Evil Machines
- First edition
- Author: Terry Jones
- Illustrator: Ryan Gillard and Keira Kinsella
- Language: English
- Genre: Fantasy literature
- Publisher: 2011 Unbound
- Publication place: England
- Pages: 248 (special edition)
- ISBN: 978-1-908717-01-6

= Evil Machines =

2011 book by Terry Jones

Evil Machines is a 2011 book of fantasy stories written by Monty Python's Terry Jones. The book has a cover design and illustrations by Ryan Gillard and Keira Kinsella.

== Background ==
Evil Machines contains thirteen short stories about various devices that begin to show odd behavior. The stories generally feature a sting in the tail; for example, the UK city of Swindon is lampooned in "The Lift That Took People to Places They Didn't Want to Go". The concept for the stories came to Jones in a car. He said: "I was actually driving across London and I think I got held up by a red traffic light and suddenly the phrase, 'Evil machines', drifted across my mind and I thought, 'Well that's a good title and I could use that', so I went home and started writing the stories."

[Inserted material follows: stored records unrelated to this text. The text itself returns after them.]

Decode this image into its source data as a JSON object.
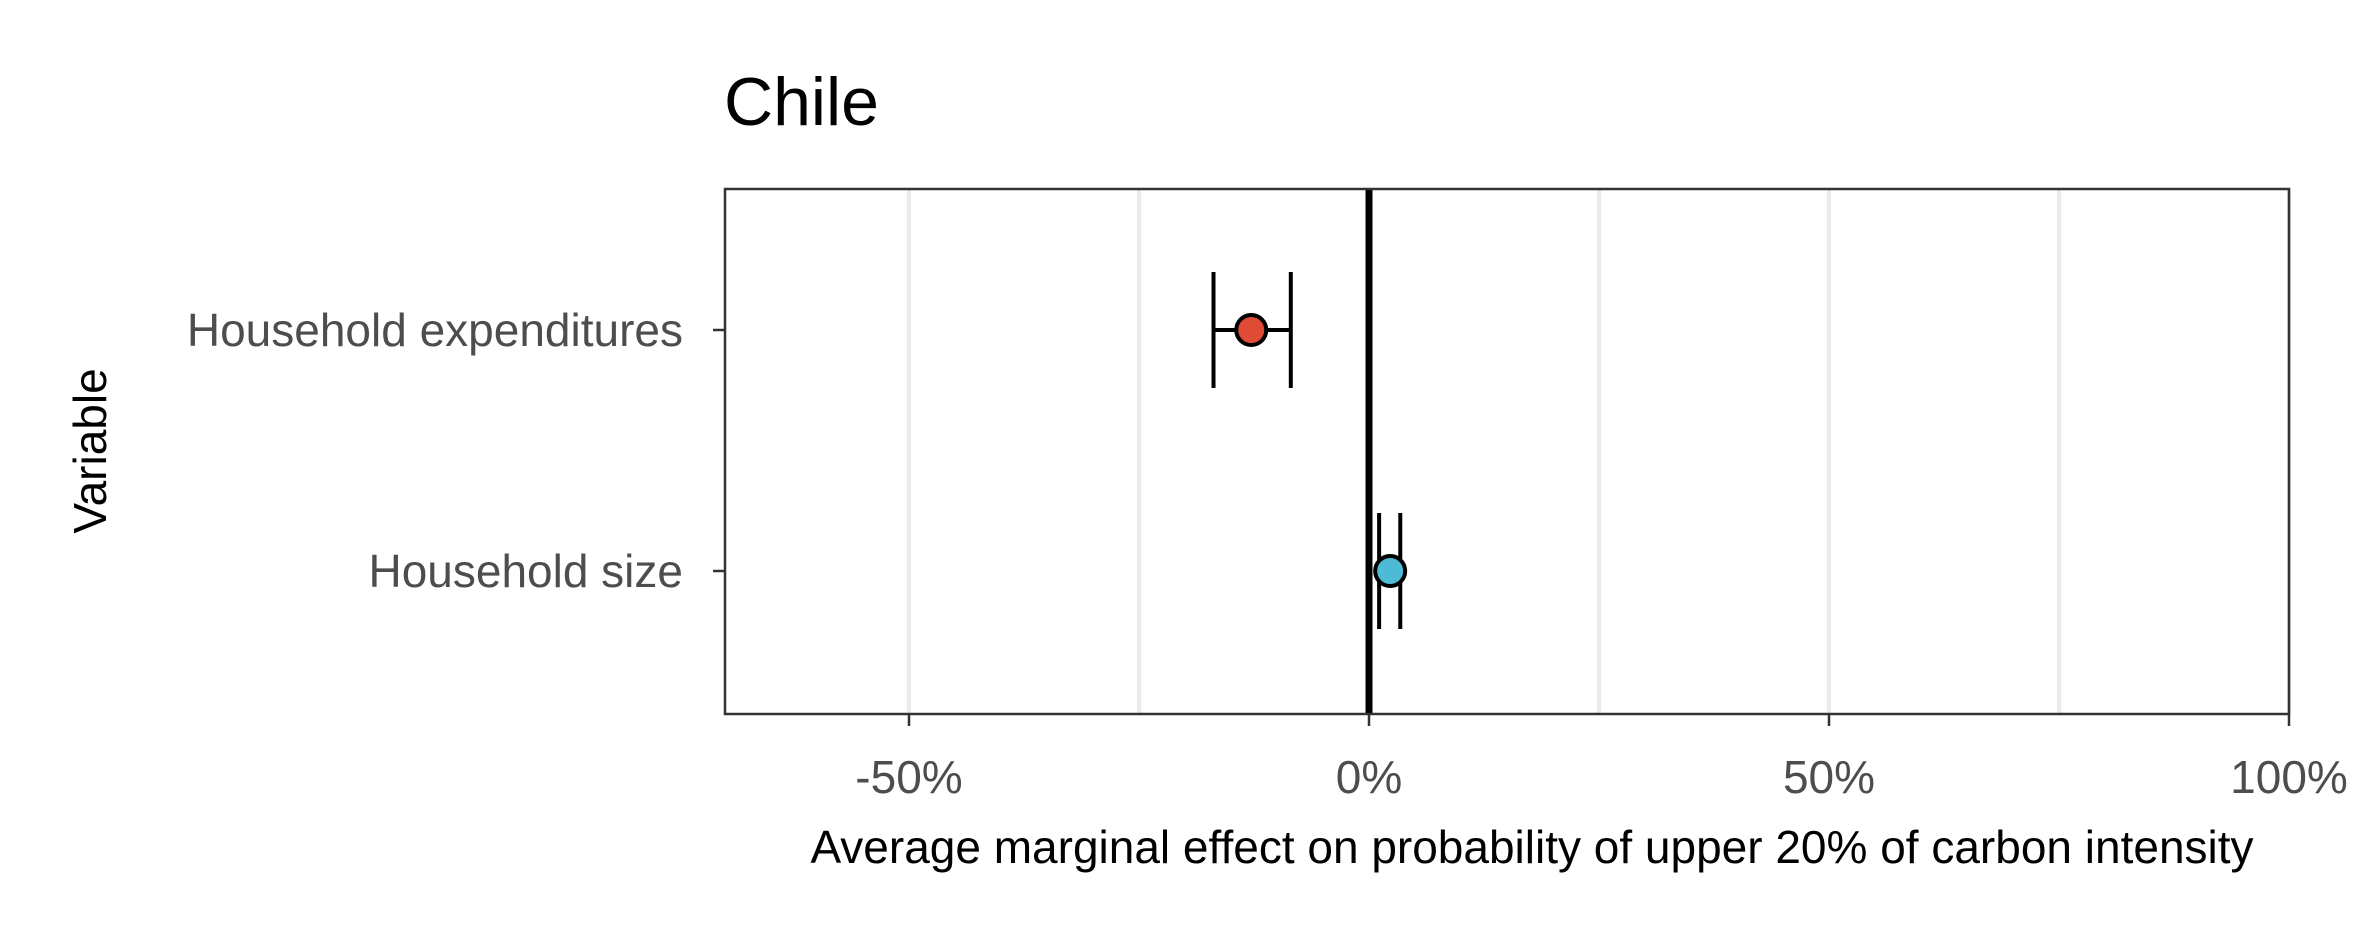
{
  "chart_data": {
    "type": "scatter",
    "title": "Chile",
    "xlabel": "Average marginal effect on probability of upper 20% of carbon intensity",
    "ylabel": "Variable",
    "xlim": [
      -0.7,
      1.0
    ],
    "x_ticks": [
      -0.5,
      0.0,
      0.5,
      1.0
    ],
    "x_tick_labels": [
      "-50%",
      "0%",
      "50%",
      "100%"
    ],
    "x_minor_gridlines": [
      -0.25,
      0.25,
      0.75
    ],
    "reference_line_x": 0,
    "grid": true,
    "categories": [
      "Household expenditures",
      "Household size"
    ],
    "points": [
      {
        "category": "Household expenditures",
        "estimate": -0.128,
        "ci_low": -0.169,
        "ci_high": -0.085,
        "color": "#e04b35"
      },
      {
        "category": "Household size",
        "estimate": 0.023,
        "ci_low": 0.011,
        "ci_high": 0.034,
        "color": "#4dbbd5"
      }
    ]
  }
}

Evil Machines was the first book published by Unbound, a crowdfunding startup. According to Unbound's co-founder John Mitchinson, Jones chose the startup because he didn't think the book could be marketed easily as either children's or adult fiction. Jones received more than 1,000 pledges for Evil Machines, with an average pledge amount of £31.20.

The book's launch took place on Friday 4 November 2011 at the Adam Street Club, London, UK. At the launch Jones indicated that "The Nice Bomb" and "The Lift That Took People to Places They Didn't Want to Go" were probably the two stories of which he was most fond.

The stories were adapted for opera in Lisbon in 2008, with a libretto by Jones.

== Stories ==

- The Truthful Phone
- The Nice Bomb
- The Lift That Took People to Places They Didn't Want to Go
- Motorbike Thieves
- The Kidnap Car
- The Vacuum Cleaner That Was Too Powerful
- The Train to Anywhere
- The Rocket to Hell
- The Dog Maker and Other Wonders
- The Day Things Started to Go Wrong
- The Castle of Imagination
- The End of Life
- The Love Machine

==Critical reception==
The Guardian gave the collection a mixed review, comparing Jones' prose style to Roald Dahl's but writing that "a surprising number of the jokes fall flat, considering Jones's talent as a comedian."